The in vitro ovicidal and larvicidal activity of the methanolic extract of Caesalpinia coriaria J. Willd fruits against H. contortus was demonstrated, and phenolic compounds such as methyl gallate and its derivatives were identified as possibly responsible for the anthelmintic effect. In addition, the ovicidal effect was observed at the lower concentrations of the extract, while the larvicidal effect was observed at the highest concentrations, which indicated that the effect against the stages of the parasite depends on the concentration dose.

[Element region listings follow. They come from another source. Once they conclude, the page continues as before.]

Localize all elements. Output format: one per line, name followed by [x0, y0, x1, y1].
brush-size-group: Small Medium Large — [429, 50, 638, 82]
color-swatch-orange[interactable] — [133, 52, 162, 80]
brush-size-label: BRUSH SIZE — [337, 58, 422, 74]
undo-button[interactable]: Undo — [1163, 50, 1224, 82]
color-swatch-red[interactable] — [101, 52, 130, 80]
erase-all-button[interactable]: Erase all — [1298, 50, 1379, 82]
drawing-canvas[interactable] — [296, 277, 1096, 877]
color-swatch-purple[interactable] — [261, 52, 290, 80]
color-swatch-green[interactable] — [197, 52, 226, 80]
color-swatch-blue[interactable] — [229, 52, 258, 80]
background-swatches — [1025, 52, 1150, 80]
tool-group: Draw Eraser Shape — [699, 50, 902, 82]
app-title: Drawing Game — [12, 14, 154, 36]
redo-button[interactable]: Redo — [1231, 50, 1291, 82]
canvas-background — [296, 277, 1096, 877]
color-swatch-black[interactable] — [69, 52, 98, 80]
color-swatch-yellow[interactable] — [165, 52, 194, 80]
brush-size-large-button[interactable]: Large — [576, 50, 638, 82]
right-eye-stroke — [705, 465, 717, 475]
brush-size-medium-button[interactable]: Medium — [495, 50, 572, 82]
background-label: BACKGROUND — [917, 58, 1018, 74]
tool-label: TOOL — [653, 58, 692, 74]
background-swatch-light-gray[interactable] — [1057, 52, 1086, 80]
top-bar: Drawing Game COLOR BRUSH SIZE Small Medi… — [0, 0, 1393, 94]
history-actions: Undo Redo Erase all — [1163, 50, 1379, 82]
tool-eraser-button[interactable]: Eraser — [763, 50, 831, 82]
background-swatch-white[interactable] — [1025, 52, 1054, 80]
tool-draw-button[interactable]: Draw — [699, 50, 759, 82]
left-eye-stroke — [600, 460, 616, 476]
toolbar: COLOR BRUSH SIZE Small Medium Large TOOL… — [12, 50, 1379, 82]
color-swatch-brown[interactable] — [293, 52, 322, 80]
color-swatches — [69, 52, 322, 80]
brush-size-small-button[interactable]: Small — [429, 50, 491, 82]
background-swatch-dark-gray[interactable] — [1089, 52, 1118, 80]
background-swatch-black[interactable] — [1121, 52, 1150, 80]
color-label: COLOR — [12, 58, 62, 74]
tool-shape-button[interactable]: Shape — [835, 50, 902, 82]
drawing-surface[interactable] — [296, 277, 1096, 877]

These results justify continuing the investigation on Caesalpinia coriaria J. Willd fruits in vivo under controlled conditions to verify if the activities recorded in vitro could be reproduced in vivo in sheep infested with H. contortus.

Data Availability

The data used to support the findings of this study are available from the corresponding author upon request.

Conflicts of Interest

The authors declare that there are no conflicts of interest regarding the publication of this paper.


The authors are grateful for the financial support of the Program for the Professional Development of Teachers, the Higher Type (PRODEP), and PROFIDES-SEP for research networks, 2018. This research forms a part of the Master thesis of the MVZ, Xochitl de Jesús Martínez. Part of this work was supported by INIFAP (Project SIGI: 8215734475).